OTLP is the only supported exporter. Setting tracing.exporter to any other value fails startup with unsupported exporter type: <value> (only 'otlp' is supported).

ExporterDescription
otlpOpenTelemetry Protocol over gRPC.

Transport security

The OTLP gRPC client connects with insecure credentials, so traffic to the collector is plaintext. Don't send traces over an untrusted network. Pick one of these options:

  • Run a sidecar OpenTelemetry Collector on localhost that terminates TLS toward the central collector.
  • Front the central collector with a load balancer that terminates mTLS in your service mesh.

Talos has no tracing.tls configuration block today. Rely on transport-layer controls instead.

Environment variables

export TALOS_TRACING_ENABLED=true
export TALOS_TRACING_EXPORTER=otlp
export TALOS_TRACING_ENDPOINT=otel-collector:4317
export TALOS_TRACING_SAMPLE_RATE=0.01

The default sample_rate is 0.001 (0.1%). For a new deployment, set 0.1 (10%) or 1.0 (100%) until you have an SLO baseline, then lower it to control collector cost.

Traced operations

Talos traces database queries, HMAC operations, cache lookups, key verification paths, and HTTP request handling. Spans carry relevant key identifiers, and a nid attribute holds the Network ID for multi-tenant deployments. The nid attribute is omitted when the Network ID is unset (single-tenant mode).
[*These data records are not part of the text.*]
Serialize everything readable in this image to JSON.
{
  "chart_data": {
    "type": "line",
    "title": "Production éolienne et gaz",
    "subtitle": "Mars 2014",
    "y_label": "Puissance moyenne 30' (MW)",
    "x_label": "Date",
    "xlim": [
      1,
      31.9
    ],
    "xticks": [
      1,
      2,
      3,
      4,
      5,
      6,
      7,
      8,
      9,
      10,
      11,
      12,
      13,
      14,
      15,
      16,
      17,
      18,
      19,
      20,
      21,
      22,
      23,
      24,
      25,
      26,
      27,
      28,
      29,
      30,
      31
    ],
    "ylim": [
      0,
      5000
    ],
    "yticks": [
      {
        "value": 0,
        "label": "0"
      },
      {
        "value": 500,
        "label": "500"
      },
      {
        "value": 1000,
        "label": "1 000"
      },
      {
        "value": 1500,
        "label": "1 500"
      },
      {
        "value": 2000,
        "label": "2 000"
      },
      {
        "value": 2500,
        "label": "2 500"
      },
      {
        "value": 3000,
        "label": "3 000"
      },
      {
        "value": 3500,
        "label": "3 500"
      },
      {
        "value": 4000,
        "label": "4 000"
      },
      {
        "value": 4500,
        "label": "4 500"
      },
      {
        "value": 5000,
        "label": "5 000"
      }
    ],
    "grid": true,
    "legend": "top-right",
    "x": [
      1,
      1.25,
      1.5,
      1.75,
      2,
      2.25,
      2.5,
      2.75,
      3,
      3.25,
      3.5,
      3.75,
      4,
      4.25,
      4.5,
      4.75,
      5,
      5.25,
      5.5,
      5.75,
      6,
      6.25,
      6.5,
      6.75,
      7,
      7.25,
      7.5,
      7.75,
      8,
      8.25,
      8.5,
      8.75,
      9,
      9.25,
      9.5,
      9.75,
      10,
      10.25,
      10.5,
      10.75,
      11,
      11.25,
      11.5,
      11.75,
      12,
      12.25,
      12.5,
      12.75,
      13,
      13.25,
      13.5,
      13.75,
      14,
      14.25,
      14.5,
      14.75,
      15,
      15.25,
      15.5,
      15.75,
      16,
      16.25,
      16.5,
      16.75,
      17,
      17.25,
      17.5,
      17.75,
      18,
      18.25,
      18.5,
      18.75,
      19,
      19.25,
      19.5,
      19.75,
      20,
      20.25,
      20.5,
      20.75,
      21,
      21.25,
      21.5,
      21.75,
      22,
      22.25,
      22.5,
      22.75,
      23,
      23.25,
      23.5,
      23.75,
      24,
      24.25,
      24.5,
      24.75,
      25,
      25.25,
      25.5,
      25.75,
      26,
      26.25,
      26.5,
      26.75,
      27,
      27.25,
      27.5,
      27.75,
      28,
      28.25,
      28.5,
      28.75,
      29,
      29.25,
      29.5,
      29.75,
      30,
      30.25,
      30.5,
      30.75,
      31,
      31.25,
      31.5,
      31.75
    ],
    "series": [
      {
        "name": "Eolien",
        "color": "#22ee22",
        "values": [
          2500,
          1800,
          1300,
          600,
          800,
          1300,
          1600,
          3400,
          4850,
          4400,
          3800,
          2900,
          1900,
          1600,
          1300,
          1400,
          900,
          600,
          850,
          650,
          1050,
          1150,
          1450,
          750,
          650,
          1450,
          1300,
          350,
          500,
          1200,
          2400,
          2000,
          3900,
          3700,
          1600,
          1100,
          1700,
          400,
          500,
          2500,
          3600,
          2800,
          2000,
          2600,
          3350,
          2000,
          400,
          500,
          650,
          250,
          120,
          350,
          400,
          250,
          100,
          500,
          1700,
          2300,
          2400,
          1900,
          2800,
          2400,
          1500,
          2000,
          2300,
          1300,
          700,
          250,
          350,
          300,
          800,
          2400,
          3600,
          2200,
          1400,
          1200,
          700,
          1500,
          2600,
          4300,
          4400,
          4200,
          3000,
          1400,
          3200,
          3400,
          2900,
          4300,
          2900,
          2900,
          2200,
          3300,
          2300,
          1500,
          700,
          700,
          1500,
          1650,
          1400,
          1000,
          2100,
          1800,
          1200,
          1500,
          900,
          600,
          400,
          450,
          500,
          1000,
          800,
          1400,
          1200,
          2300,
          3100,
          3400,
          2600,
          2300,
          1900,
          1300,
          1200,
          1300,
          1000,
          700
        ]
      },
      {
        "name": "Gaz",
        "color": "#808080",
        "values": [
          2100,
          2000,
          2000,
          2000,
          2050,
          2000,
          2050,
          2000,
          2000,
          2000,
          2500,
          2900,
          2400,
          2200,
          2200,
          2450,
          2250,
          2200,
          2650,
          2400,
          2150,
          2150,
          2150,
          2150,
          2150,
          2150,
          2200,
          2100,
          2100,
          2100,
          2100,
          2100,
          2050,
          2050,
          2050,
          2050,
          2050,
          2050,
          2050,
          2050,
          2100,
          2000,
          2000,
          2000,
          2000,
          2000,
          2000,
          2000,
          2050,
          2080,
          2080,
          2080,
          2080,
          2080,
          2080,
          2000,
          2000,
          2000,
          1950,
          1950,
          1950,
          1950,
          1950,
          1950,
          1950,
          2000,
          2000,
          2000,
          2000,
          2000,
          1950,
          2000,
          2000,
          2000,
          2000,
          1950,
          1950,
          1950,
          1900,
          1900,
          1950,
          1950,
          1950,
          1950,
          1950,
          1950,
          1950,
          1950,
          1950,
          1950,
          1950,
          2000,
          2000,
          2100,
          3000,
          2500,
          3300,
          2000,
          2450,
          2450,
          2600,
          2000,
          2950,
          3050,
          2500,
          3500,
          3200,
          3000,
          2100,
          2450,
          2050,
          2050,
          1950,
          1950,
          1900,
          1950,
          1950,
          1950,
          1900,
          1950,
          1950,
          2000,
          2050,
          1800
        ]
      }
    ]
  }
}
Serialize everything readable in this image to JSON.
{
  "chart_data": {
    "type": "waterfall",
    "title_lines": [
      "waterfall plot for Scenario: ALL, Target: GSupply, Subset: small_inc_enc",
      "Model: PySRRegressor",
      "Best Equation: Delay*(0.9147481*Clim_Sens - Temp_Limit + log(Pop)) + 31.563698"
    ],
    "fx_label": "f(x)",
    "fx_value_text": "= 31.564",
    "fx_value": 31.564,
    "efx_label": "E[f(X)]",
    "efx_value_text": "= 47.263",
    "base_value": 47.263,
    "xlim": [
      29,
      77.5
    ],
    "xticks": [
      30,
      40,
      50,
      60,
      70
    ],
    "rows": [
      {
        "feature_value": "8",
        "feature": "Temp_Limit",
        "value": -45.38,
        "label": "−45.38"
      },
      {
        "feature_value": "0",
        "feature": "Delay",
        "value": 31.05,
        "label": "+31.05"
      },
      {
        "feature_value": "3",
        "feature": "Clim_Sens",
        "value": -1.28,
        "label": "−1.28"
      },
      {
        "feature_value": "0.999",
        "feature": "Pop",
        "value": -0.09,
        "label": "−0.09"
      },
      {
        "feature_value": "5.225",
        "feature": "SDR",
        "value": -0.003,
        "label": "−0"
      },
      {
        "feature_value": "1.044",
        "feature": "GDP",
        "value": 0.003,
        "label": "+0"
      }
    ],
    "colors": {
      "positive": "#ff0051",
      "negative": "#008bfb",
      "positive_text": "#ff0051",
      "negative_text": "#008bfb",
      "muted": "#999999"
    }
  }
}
Span names follow the package.FunctionName convention (for example persistence.CreateAPIKey). Span names never contain dynamic values such as key IDs; those are recorded as attributes instead.

Trace and log correlation

When a log line carries the request context and that context holds an active span, Talos adds an otel group with trace_id and span_id fields. HTTP request logs include this group automatically. Filter by otel.trace_id in your log backend to line up the request's logs with the trace in your APM.